New Target for Cancer Immunotherapy: President Mien-Chie Hung’s International Research Team Published Their Study in Nature Communication
Date：February 4, 2021
A significant progress in Taiwan’s cancer immunotherapy research! The international research team led by CMU President Mien-Chie Hung found that “Galectin-9 interacts with PD-1 and TIM-3 to regulate T cell death and is a target for cancer immunotherapy.” This study was published in the prestigious journal Nature Communication, which provided a new insight for cancer immunotherapy. Furthermore, the Nature Research Cancer Community of the United States invited President Hung’s team to share about their research motivation, ideas, and experiences behind this study, indicating that the international medical community pays great attention to this new research finding.
“Immunotherapy is different from traditional chemotherapy, radiotherapy, and molecular targeted therapy. Immunotherapy does not kill the tumor directly, it is a new treatment that can overcome the immune suppression of the patients and restart the patients’ own immune cell to kill tumors,” explained President Hung.
Generally speaking, when T cells are activated, it can kill cancer cells. However, over-activation can cause autoimmune diseases. To avoid over-activation, T cells will express inhibitory receptors (ex. PD-1 and TIM3) and these inhibitory receptors will bind to their ligands to inhibit the immune activation of T cells when immune response is not required. In contrast, cancer cells will also express corresponding ligands (ex. PD-L1) to interact with PD1 when fighting T cells, in order to inhibit T cells from killing cancer cells. Moreover, cancer cells can release Gal-9, the ligand of TIM3, to bind with TIM3 on T cells and cause death to T cells. Both PD-1 and TIM3 on T cells have the function of inhibiting T cell activity, and blocking the inhibitory ability of PD-1 and TIM3 receptors on T cells has become the main direction for developing anti-cancer drugs.

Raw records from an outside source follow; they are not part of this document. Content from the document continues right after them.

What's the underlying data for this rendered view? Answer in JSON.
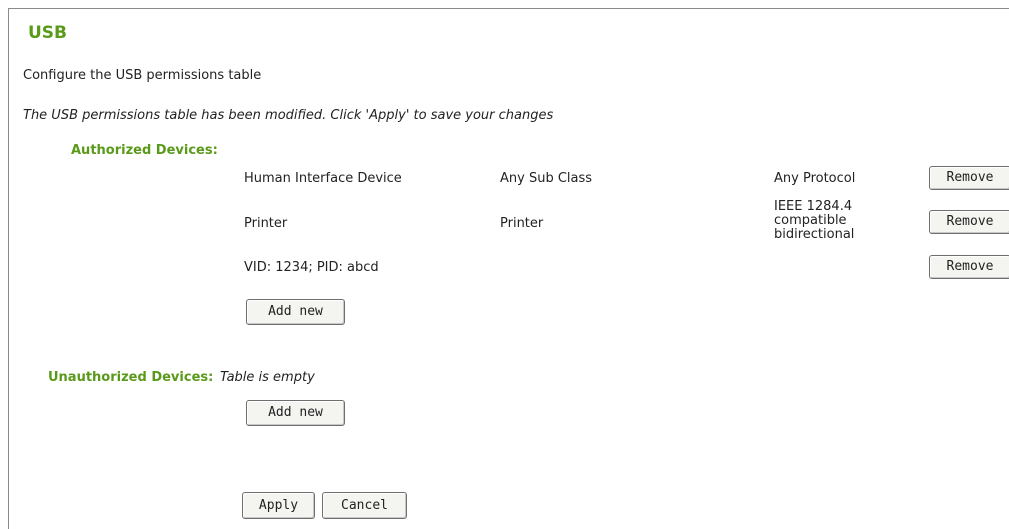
{
  "page": {
    "title": "USB",
    "description": "Configure the USB permissions table",
    "notice": "The USB permissions table has been modified. Click 'Apply' to save your changes"
  },
  "authorized": {
    "label": "Authorized Devices:",
    "rows": [
      {
        "device": "Human Interface Device",
        "subclass": "Any Sub Class",
        "protocol": "Any Protocol",
        "remove_label": "Remove"
      },
      {
        "device": "Printer",
        "subclass": "Printer",
        "protocol": "IEEE 1284.4 compatible bidirectional",
        "remove_label": "Remove"
      },
      {
        "device": "VID: 1234; PID: abcd",
        "subclass": "",
        "protocol": "",
        "remove_label": "Remove"
      }
    ],
    "add_new_label": "Add new"
  },
  "unauthorized": {
    "label": "Unauthorized Devices:",
    "empty_text": "Table is empty",
    "add_new_label": "Add new"
  },
  "actions": {
    "apply_label": "Apply",
    "cancel_label": "Cancel"
  },
  "colors": {
    "accent": "#5a9a1a",
    "text": "#222222",
    "button_bg": "#f4f4f0",
    "button_border": "#6e6e6e"
  }
}
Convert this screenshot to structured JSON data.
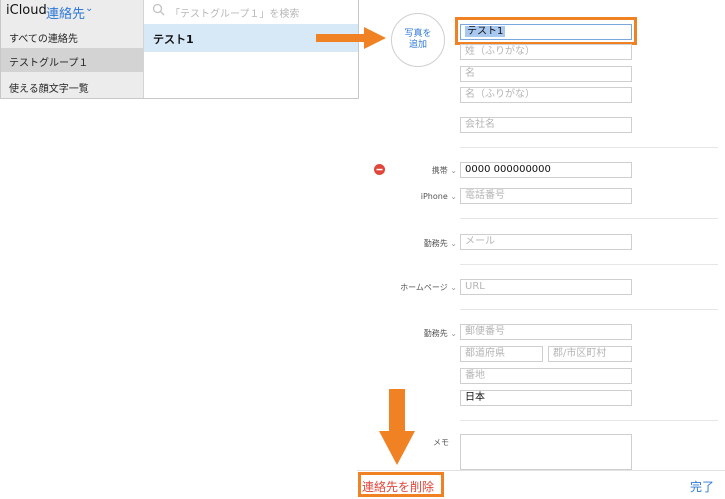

In addition, this study found that PD-1 can bind to Gal-9, and antagonizing the death of T cells induced by the binding of Gal-9 and TIM3. That is, the “triple alliance” of PD-1, Gal-9, and TIM3 allows T cell to survive, however lost the ability to kill cancer cells.
To restore the cancer-killing activity of T cells, the research team used activated antibodies to stimulate GITR, the “co-activated receptor” of T cells, so that the T cells can regain their cancer-killing ability. This combined therapy of activated GITR antibody and inhibitory Gal-9 antibody greatly increases the number of T cells with tumor killing activity, and the tumor growth is inhibited significantly.
Previous research have shown that a large amount of interferon would be produced during the process of activation of immune system. This study further found that the combined effect of β interferon and γinterferon will significantly increase the expression and secretion of Gal-9, meaning that the increased expression and secretion of Gal-9 in immunotherapy may be one of the reasons that adaptive resistance occurs in immunotherapy. Therefore, blocking Gal-9 and combining other immunotherapy might overcome the adaptive resistance.
This study revealed that the immune checkpoint protein PD-1 has a new biological function in regulating the death of T cells, clarified the regulation mechanism of Gal-9 expression and secretion in tumor microenvironment, and discovered the anti-tumor efficacy of the combination of Gal-9 as a new immunotherapy target and other immunotherapy. This study provided a new direction and prospect for future cancer immunotherapy.